On March 6, 2026, the research team led by Professor Yandong Wang at Beijing University of Chemical Technology and Professor Weidong Chen at Inner Mongolia Medical University published an online research paper in Nature Communications (IF: 15.7) entitled “Targeting tRNA-dependent tyrosine usage unveils a metabolic vulnerability in hepatocellular carcinoma”. For the first time, from the perspective of translational metabolic reprogramming, this study revealed the abnormal dependence of hepatocellular carcinoma on tyrosine utilization and proposed a novel therapeutic strategy termed restriction of tyrosine translational availability (RTTA).
Taking amino acid metabolic reprogramming as the entry point, the study demonstrated that tumor cells do not merely “consume” amino acids, but actively reshape their utilization patterns, achieving precise regulation between catabolism and protein synthesis. Using metabolomic analysis, the research team discovered a key phenomenon: tyrosine levels were markedly decreased in HCC tissues and negatively correlated with tumor progression. This “tyrosine paradox” implies that tyrosine is not deficient, but is efficiently “consumed” by tumor cells.
Further investigations revealed that HCC cells upregulate tyrosine transport and inhibit its catabolism, thereby redirecting tyrosine preferentially toward protein translation rather than conventional metabolic pathways. In this process, the oncogene MYC plays a central regulatory role:
MYC transcriptionally activates the aminoacyl-tRNA synthetase YARS1, enhancing the supply of tRNA-Tyr and thereby driving tyrosine-dependent translational reprogramming.
A direct consequence of this mechanism is that tumor cells become highly dependent on the tyrosine-tRNA system to maintain the translation of essential proteins, forming a “metabolic bottleneck” that can be precisely targeted.
At the functional level, the study found that restricting tyrosine translational availability (RTTA) selectively inhibits a subset of tyrosine-rich key proteins, including:
- NDUFB8, a core subunit of mitochondrial complex I (affecting energy metabolism)
- SCD1, a key enzyme in lipid metabolism (regulating lipid composition and antioxidant capacity)
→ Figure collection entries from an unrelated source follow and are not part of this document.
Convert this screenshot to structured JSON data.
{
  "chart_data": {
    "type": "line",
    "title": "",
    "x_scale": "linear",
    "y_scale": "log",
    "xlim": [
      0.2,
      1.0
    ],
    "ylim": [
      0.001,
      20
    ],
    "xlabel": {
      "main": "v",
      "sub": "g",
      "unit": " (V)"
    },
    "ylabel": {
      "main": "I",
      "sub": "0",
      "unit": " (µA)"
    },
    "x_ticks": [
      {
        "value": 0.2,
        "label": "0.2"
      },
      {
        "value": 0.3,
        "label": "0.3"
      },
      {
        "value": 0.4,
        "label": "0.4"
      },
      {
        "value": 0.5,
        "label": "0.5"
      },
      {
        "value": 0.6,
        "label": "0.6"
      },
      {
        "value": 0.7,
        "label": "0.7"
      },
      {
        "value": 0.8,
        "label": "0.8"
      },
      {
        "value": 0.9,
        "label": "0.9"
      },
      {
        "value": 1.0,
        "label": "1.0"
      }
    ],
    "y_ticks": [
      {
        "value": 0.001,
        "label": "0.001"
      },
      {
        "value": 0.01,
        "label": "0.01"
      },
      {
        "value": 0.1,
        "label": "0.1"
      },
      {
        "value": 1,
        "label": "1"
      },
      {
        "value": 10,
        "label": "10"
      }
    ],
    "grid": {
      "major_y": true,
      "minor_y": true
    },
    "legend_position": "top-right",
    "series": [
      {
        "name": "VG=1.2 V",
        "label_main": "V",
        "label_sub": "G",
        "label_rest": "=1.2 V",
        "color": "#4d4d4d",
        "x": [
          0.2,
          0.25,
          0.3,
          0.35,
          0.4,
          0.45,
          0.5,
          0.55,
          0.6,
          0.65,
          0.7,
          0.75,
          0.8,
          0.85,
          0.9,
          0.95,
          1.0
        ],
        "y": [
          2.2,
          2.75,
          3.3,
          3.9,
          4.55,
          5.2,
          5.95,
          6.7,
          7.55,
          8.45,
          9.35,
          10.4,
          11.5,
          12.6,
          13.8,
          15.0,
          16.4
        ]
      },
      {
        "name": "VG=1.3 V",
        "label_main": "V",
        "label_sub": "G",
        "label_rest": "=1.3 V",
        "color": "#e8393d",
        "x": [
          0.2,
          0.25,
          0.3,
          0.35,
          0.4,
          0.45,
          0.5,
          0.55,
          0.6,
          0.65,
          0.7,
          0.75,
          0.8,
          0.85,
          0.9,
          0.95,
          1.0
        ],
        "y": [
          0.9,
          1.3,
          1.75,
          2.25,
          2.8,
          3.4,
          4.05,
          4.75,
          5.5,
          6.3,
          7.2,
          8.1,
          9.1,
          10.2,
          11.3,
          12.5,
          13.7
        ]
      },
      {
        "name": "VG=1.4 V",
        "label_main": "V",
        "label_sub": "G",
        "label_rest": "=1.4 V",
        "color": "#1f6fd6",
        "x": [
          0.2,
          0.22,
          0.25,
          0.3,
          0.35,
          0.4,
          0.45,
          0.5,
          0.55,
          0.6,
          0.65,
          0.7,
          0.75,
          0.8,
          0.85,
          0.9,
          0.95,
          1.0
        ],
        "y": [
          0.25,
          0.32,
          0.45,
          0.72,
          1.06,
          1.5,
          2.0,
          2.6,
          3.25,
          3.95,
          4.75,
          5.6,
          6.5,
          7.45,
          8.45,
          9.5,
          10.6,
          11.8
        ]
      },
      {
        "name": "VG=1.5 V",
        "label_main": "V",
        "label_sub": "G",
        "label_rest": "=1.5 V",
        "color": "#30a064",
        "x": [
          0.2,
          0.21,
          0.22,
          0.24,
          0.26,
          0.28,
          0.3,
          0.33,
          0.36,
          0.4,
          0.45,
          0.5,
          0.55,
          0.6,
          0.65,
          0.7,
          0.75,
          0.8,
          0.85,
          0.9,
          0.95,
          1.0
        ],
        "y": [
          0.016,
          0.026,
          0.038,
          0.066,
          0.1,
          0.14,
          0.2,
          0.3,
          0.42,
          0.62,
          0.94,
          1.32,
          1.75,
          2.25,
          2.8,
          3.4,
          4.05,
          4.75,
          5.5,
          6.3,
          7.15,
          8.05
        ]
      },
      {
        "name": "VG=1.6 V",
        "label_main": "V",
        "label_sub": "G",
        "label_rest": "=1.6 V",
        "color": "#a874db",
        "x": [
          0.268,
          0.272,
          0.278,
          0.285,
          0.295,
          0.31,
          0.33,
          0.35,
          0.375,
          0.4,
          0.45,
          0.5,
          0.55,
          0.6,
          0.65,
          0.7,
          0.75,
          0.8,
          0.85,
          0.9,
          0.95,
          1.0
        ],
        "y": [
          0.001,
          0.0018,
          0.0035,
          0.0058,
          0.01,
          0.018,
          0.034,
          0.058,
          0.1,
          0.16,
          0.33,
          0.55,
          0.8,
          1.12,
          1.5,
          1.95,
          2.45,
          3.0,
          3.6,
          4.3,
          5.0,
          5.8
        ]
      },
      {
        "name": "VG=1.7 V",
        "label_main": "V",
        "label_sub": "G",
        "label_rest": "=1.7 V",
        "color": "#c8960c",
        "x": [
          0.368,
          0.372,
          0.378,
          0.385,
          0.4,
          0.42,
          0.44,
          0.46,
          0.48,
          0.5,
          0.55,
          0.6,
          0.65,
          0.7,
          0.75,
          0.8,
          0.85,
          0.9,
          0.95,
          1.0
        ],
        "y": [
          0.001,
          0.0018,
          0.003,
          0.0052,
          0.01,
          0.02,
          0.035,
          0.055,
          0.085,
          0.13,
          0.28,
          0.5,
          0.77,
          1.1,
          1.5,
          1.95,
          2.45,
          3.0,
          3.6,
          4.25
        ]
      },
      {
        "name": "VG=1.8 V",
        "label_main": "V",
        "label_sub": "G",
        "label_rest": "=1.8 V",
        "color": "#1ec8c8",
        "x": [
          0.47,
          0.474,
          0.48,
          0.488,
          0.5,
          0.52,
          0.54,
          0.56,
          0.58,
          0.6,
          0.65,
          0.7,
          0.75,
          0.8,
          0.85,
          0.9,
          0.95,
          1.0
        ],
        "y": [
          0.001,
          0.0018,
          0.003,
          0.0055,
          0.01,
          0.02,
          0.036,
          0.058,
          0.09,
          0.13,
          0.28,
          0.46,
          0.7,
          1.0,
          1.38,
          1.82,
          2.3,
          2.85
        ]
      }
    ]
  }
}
Impaired translation of these proteins leads to mitochondrial dysfunction and accumulated lipid peroxidation, ultimately inducing ferroptosis in tumor cells.
Notably, this strategy exhibits remarkable selectivity:
Because tumor cells rely far more heavily on protein synthesis than normal cells, RTTA exerts a much stronger inhibitory effect on tumors while exerting relatively limited effects on normal tissues.
For therapeutic translation, the study proposed and validated multiple intervention strategies:
- Tyrosine-restricted diet: significantly suppresses tumor growth and prolongs survival
- Tyrosine degradation by TAL enzymes: effectively reduces tumor burden in vivo
- YARS1 inhibitors (e.g., tyrosinol): directly block the tRNA aminoacylation process
Meanwhile, CRISPR screening further revealed that RTTA exhibits synthetic lethal interactions with pathways including GPX4, SLC7A11, and BCL2, and confirmed its significant synergistic anti-tumor effects with clinical drugs such as sorafenib and venetoclax.
Collectively, the most important breakthrough of this study is:
It proposes, for the first time, a new paradigm of “tyrosine shift from metabolism to translation” in HCC, and establishes that the MYC-YARS1 axis-driven tRNA-dependent translational reprogramming is a core dependency for tumor survival.
On this basis, the study proposes that restricting tyrosine translational availability (RTTA) can simultaneously disrupt energy metabolism and lipid metabolism, induce ferroptosis, and thereby achieve potent anti-tumor effects.
This work not only reveals a novel layer of metabolic reprogramming in HCC, but also provides a highly promising direction for cancer therapy: targeting translational metabolic dependencies may represent an important new strategy following conventional metabolic inhibition and immunotherapy.